Again, I could not agree more.

 

On her appointment as chair of AHDB, Emily Norton described her mission as “strengthening the resilience, sustainability and prosperity of the UK’s food and farming sectors.”

 

No mention of productivity which post-Brexit is the blindingly obvious key to UK agriculture's success.  

 

When AHDB returns have already been dented severely by the loss of its potatoes and horticulture sectors (and associated redundancy/pension liabilities), does a more secure future for the organisation really lie in a transition to farming systems which research shows could reduce AHDB’s future income prospects by a further 24%, or will it simply run the risk of the cereal and oilseed sector triggering a vote?

 

The term 'sustainable intensification' is as relevant now as when it was first termed and I would encourage the new chairman to underpin her new strategy with that ambition.

 

The industry will be watching closely for the appointment of a new AHDB chief executive to succeed Graham Wilkinson, and looking for someone with the ambition to drive farm-level performance to match the market challenge, and capable of honestly holding an increasingly unsubsidised UK agriculture to the productivity of our global competition.

 

Paul Temple manages a mixed arable and livestock farm on the East Yorkshire Wolds, producing cereals for seed, oilseed rape, vegetables and beef.
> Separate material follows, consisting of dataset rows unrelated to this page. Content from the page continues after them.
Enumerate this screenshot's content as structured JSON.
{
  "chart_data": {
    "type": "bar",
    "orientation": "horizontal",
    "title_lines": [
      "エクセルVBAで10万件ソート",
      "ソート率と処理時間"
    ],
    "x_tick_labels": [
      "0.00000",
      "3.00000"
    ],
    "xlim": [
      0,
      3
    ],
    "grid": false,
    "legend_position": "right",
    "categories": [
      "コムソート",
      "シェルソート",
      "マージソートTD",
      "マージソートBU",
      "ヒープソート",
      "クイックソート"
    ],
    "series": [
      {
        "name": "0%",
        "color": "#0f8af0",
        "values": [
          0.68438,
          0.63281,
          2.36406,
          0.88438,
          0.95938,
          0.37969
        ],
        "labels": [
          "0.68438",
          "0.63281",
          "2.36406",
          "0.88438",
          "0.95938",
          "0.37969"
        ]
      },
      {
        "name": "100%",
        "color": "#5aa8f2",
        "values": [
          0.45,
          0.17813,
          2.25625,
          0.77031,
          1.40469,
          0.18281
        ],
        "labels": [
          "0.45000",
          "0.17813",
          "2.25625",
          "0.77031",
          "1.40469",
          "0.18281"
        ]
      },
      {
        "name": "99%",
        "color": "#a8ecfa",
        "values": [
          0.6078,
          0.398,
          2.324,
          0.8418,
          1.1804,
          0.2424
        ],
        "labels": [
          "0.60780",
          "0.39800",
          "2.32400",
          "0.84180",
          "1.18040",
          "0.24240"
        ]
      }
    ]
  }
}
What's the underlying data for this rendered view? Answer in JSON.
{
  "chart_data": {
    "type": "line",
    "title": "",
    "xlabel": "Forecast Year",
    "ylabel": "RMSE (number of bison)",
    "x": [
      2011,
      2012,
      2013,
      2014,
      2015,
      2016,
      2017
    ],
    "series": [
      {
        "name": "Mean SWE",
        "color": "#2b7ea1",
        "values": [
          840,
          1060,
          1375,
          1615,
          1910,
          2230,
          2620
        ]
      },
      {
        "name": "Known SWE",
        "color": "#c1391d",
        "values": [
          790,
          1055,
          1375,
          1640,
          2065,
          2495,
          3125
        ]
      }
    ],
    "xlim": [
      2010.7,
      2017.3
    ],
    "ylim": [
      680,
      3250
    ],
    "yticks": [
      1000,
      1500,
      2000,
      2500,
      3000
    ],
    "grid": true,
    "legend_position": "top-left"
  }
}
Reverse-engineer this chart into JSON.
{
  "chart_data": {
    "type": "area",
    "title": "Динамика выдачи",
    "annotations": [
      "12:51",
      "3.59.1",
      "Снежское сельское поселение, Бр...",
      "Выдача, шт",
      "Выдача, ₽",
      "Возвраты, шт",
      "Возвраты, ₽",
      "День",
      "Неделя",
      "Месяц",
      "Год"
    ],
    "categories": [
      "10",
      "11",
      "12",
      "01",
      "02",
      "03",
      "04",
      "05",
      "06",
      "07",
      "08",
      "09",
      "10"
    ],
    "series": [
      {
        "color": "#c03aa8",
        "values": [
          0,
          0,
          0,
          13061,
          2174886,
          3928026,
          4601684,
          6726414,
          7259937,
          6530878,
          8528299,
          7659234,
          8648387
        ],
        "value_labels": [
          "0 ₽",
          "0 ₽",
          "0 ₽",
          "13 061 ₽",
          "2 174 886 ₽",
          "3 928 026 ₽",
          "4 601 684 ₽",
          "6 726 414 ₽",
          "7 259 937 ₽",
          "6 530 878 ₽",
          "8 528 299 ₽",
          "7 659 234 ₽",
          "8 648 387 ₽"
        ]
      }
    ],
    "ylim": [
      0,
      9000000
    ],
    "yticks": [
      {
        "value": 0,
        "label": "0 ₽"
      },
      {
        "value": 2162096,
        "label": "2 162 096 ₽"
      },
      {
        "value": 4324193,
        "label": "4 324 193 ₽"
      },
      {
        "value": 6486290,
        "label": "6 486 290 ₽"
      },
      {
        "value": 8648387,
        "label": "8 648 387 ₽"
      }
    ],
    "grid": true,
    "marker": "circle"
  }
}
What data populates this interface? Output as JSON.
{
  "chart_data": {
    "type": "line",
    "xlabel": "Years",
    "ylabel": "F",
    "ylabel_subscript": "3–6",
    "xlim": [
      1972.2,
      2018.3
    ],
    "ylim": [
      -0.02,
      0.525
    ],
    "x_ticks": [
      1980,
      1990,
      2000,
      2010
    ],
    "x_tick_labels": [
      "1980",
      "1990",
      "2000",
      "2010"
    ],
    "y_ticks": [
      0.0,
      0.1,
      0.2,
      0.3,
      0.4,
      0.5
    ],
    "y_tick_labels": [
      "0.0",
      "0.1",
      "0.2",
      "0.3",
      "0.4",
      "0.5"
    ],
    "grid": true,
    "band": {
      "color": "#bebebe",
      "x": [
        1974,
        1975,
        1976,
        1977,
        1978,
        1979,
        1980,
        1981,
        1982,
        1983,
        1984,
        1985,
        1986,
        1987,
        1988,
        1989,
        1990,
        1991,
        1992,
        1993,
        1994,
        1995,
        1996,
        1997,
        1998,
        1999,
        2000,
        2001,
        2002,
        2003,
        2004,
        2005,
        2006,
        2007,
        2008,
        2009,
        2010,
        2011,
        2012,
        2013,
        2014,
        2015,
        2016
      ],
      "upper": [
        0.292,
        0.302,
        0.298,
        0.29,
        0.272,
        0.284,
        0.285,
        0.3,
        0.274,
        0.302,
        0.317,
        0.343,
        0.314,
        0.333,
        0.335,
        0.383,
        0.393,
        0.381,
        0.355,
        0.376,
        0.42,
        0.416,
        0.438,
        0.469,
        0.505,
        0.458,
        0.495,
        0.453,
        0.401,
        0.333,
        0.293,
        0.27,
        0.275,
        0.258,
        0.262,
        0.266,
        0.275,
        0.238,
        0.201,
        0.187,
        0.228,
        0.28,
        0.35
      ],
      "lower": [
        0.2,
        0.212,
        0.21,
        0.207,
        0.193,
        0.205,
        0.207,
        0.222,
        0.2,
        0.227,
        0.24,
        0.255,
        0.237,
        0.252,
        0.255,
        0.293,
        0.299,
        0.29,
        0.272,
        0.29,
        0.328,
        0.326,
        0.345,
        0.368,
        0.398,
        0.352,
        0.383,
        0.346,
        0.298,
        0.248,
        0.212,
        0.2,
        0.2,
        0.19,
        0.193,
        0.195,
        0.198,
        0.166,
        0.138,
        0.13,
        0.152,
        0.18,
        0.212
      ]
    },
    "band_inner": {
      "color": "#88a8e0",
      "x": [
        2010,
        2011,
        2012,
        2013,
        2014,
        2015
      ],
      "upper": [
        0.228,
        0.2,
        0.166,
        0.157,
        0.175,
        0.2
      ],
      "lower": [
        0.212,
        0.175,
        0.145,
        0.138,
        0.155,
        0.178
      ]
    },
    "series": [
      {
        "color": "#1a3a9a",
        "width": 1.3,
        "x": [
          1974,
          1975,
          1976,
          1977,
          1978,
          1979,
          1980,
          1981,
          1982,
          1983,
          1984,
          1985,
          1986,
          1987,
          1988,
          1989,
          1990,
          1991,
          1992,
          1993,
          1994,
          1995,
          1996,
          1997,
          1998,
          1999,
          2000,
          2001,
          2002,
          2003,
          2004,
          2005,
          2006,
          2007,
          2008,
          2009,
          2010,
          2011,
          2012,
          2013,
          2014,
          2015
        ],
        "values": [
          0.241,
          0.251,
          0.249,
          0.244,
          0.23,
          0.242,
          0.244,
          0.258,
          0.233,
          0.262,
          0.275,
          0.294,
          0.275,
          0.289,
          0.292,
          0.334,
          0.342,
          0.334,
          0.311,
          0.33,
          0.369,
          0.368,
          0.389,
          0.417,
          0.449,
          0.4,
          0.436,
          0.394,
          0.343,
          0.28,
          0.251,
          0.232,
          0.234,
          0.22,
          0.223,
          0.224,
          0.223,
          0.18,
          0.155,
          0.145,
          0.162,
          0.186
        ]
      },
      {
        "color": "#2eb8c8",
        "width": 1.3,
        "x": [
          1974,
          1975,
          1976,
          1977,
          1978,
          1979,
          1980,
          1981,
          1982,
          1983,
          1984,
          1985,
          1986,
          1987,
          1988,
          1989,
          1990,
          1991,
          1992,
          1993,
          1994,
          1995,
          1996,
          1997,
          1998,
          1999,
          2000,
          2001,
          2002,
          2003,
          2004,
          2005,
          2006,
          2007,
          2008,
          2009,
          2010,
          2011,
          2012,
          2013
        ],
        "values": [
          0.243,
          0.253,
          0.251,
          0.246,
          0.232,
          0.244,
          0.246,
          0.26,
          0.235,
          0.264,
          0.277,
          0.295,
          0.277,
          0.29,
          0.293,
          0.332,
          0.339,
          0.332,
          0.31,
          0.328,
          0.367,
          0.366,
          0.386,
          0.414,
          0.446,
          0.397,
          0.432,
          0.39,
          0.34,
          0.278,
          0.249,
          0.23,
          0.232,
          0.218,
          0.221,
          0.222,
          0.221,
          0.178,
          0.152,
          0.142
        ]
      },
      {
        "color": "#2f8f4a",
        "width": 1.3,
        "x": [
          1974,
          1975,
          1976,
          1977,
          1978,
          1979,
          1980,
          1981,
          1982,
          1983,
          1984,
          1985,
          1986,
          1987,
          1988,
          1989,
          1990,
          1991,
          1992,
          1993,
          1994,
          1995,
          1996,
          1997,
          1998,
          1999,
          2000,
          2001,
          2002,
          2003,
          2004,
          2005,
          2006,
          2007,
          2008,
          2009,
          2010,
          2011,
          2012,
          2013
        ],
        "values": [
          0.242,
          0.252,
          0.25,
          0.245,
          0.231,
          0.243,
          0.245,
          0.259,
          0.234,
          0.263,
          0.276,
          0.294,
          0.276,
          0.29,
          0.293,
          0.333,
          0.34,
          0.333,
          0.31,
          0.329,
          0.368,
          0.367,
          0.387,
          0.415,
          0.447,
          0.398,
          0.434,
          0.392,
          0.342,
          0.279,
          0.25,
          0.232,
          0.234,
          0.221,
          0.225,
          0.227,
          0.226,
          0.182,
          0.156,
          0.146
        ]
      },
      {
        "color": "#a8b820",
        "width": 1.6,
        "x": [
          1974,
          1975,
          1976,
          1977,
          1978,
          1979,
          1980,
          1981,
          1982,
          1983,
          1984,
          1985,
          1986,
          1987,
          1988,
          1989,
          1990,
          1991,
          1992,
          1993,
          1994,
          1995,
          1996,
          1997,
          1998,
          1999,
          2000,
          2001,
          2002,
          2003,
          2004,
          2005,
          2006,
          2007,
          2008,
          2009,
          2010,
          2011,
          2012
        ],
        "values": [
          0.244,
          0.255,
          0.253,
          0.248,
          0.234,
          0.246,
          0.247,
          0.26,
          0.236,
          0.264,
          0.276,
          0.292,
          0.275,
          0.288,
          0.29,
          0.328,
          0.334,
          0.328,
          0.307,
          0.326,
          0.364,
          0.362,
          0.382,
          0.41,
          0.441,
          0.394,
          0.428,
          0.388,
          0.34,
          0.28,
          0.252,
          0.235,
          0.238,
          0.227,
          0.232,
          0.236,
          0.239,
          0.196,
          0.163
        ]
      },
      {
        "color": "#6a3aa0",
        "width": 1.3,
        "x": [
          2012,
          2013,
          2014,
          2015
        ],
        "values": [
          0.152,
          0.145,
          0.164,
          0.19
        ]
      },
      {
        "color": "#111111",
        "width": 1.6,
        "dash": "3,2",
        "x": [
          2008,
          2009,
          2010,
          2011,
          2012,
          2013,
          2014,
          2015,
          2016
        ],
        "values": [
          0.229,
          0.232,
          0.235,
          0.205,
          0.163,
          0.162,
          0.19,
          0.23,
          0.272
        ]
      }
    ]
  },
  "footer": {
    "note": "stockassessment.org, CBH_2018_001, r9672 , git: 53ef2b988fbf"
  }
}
He is a past vice-president of the National Farmers Union, former chairman of the Copa Cogeca Cereals, Oilseeds and Protein Group, and founder of the European Biotech Forum. He is a former member of the AHDB Board, and chaired the AHDB Cereals & Oilseeds sector board for seven years from 2015. Paul is also a board member of the Global Farmer Network, which brings together strong farming leaders from around the world to amplify the farmers’ voice in promoting trade, technology, sustainable farming, economic growth, and food security.